The Union Cabinet has cleared the Competition (Amendment) Bill, 2022, and is set to table it in the ongoing Monsoon session of Parliament. The Bill aims to bring in more flexibility, agency, and accountability to the Competition Commission of India (CCI). Here’s a look at the salient changes that the Bill may usher in.
What are the changes being proposed?
Established in October 2003, the CCI is a regulatory authority tasked with checking and eliminating business practices that may harm competition. In the process, the CCI also protects the interest of consumers and ensures freedom of trade in Indian markets. The body consists of a chairperson and 6 members appointed by the central government.
The Bill aims to bring more flexibility to the CCI’s working, while also strengthening its enforcement efficiency as well as transparency.
Flexible decision-making
The Bill proposes to let individual members of the six-member board to decide on cases. At present, regulations demand that at least three members decide on each case. Letting single members decide on cases is expected to help dispose of them quicker.

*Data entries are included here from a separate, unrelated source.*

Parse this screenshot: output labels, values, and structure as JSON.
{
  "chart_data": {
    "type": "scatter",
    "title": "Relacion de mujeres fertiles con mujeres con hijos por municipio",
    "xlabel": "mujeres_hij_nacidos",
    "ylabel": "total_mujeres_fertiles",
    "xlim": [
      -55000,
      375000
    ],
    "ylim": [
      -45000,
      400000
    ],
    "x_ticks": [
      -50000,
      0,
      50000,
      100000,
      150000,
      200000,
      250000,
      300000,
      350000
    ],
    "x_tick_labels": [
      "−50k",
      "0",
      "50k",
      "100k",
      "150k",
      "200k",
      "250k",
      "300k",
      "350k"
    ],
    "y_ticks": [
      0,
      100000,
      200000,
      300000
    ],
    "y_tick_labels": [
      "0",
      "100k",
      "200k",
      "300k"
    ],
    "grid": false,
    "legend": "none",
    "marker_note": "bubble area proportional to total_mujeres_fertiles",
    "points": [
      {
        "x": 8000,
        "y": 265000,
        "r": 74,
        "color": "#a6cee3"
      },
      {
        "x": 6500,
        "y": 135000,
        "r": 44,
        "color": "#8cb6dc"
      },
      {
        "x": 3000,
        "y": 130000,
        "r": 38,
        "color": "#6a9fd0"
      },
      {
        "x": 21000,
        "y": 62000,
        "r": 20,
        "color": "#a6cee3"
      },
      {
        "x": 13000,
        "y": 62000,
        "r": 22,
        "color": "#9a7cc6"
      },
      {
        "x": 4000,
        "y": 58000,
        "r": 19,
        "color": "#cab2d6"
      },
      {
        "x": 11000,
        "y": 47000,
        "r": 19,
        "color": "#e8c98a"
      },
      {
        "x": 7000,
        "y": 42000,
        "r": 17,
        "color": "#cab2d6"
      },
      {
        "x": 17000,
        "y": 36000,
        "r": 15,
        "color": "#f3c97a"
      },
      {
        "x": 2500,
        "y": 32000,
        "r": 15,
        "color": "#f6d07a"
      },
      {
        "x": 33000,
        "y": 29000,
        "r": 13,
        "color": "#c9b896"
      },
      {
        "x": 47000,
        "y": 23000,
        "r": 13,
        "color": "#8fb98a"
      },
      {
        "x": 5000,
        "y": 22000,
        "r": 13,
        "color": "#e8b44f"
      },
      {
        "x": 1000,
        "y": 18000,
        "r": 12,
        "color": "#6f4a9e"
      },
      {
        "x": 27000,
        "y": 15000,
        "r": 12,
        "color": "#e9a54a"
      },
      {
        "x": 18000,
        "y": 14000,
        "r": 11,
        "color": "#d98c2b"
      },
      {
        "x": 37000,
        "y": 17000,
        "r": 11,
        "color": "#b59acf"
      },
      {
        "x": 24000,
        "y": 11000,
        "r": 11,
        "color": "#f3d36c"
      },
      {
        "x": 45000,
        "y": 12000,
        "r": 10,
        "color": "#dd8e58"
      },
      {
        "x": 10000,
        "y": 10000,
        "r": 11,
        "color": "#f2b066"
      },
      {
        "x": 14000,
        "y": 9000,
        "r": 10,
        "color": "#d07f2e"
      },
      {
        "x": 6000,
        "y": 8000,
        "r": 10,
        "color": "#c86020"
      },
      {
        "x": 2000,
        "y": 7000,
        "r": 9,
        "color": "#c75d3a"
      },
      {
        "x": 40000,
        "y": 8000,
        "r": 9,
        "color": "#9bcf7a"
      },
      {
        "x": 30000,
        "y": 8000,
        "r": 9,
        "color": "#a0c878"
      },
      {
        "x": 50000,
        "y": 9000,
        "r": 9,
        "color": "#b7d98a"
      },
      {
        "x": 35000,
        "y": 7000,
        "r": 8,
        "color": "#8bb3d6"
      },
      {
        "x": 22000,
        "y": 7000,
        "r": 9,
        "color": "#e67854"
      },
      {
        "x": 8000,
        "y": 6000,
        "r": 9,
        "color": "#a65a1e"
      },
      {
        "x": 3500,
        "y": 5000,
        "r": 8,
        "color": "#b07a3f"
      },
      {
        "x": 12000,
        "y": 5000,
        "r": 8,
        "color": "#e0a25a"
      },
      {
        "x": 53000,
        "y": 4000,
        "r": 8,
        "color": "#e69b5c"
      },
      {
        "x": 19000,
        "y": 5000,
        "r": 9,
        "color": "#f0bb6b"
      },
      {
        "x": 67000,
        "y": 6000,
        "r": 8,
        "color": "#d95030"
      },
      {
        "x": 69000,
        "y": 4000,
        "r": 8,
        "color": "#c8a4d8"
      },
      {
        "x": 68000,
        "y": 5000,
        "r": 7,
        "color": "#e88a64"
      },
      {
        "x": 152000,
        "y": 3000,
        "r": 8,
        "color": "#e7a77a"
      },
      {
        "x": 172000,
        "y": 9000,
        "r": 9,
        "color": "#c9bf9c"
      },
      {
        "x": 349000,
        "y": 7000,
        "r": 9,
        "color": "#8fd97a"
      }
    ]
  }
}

This is because the CCI handled nearly 240 cases a year on average in the three years till FY21, and could settle an average of just 80 cases, according to government data.
Room for negotiations
The Bill also proposes that businesses accused of anti-competitive practices should be allowed to settle cases by negotiating with the CCI. While the watchdog has the power to show leniency towards, or even fully pardon, members of business cartels if they cooperate in the investigation and provide crucial information regarding malpractices, it cannot negotiate settlements with individuals or companies. If the Bill passes, the “negotiated settlements and commitments” clause will help avoid long-drawn proceedings, cut down litigation, and provide soft-exit windows for uninformed or ill-informed individuals and businesses.
Widening definitions
The Bill also proposes an expansion of the prohibited anti-competitive agreements to cover new-age marketing arrangements, specifically the hub-and-spokes model of cartels. At present, prohibited anti-competitive agreements fall in the class of those among parties in the same line of business or those at different stages of production or supply. This revision in the definition of anti-competitive agreements will make the regulator’s checks and balances foolproof.
Moreover, the definition of customers would be updated as well to include government agencies making procurements.